Tekirdağ’ın eskiden Yahudisi, Ermenisi, Müslümanı, çeşit çeşit insanı ile bir bütün olduğunu; mübadele sonrası ise yalnızlaşmanın aslında insan yüreğine nasıl da acı izler bıraktığını ve artık bunu temizlemek gerektiğini ne de güzel anlatıyordu Sayın Eşkinat. Tam da 5 Eylül sinagog saldırısını andığımız günün ertesinde, 6-7 Eylül olaylarını andığımız günde: “Oturduğumuz ev eski bir Rum evi,” diyordu. “Rum evi diyoruz ama aslında tüm bu Rum evlerini de Ermeni mimarlar yapmış.” Bir şekilde buluşmuş Sn. Eşkinat oturduğu evin eski Rum sahipleri ile ve şöyle demiş onlara
“Ne sen Yunanlısın, ne ben Türk’üm. Biz artık aynı evin çocuklarıyız.”

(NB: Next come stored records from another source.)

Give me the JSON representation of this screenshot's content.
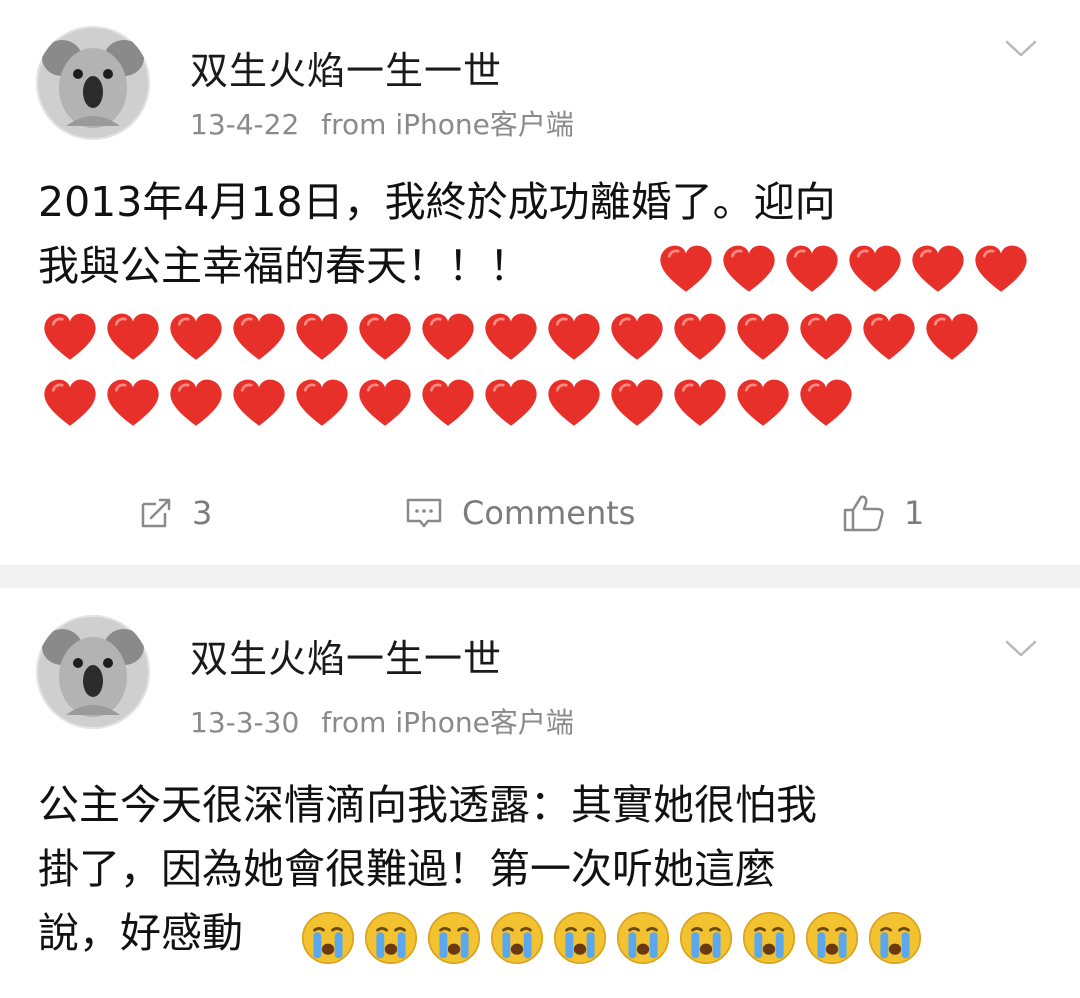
{
  "posts": [
    {
      "username": "双生火焰一生一世",
      "date": "13-4-22",
      "source": "from iPhone客户端",
      "text_line1": "2013年4月18日，我終於成功離婚了。迎向",
      "text_line2": "我與公主幸福的春天！！！",
      "emoji": "red-heart-icon",
      "emoji_count": 34,
      "actions": {
        "repost_count": "3",
        "comments_label": "Comments",
        "like_count": "1"
      }
    },
    {
      "username": "双生火焰一生一世",
      "date": "13-3-30",
      "source": "from iPhone客户端",
      "text_line1": "公主今天很深情滴向我透露：其實她很怕我",
      "text_line2": "掛了，因為她會很難過！第一次听她這麼",
      "text_line3": "說，好感動",
      "emoji": "crying-face-icon",
      "emoji_count": 10
    }
  ],
  "colors": {
    "heart": "#e8302b",
    "crying_face": "#f2c230",
    "tears": "#5aa9ee",
    "meta_gray": "#8a8a8a"
  }
}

İnsanın insana dokunması böyle bir şey: Aynı evin çocukları olduğumuzu hatırlamak!
Belki de artık bayramlara yepyeni gözlerle bakmalıyız. Şarabımı içerken sadece şarabımı içmiş olmayacağım artık. Artık her yudumda, gezme şansına erdiğim Barbare Bağlarının sonsuzluğa davet eden manzarası, Barel Bağlarının doğal ev samimiyeti, Umur Bey’in, tanıştığım tüm bağ insanlarının ve bu gezide bir araya geldiğimiz herkesin samimiyeti, içtenliği, lezzeti, bereketi olacak. Belki de elimizde şarap kadehimiz, daha henüz şarabımızı koklarken, ya da ilk yudumumuzda şarabımızın lezzetine varırken, şarabı değil insanı kokladığımızı, insanın lezzetine vardığımızı fark etmenin vakti. Artık sen, ben, o, öteki olmadığımızı; hepimizin aynı evin çocukları olduğumuzu fark etmenin vakti. Acıyı da, kötüyü de kendimizin yaratıp yaydığını fark etmenin vakti. Belki de artık, kendimizi ve toplumumuzu mutlu, barış ve huzur dolu bir bütünlüğe taşımak için yükümlülüğümüzü üstlenmenin vakti. Çünkü en güzel lezzete insana dokunduğu zaman varıyor insan.
Bereket, barış, neşe ve birlik halini yaşayacağımız iyi bir sene olsun tüm insanlığa.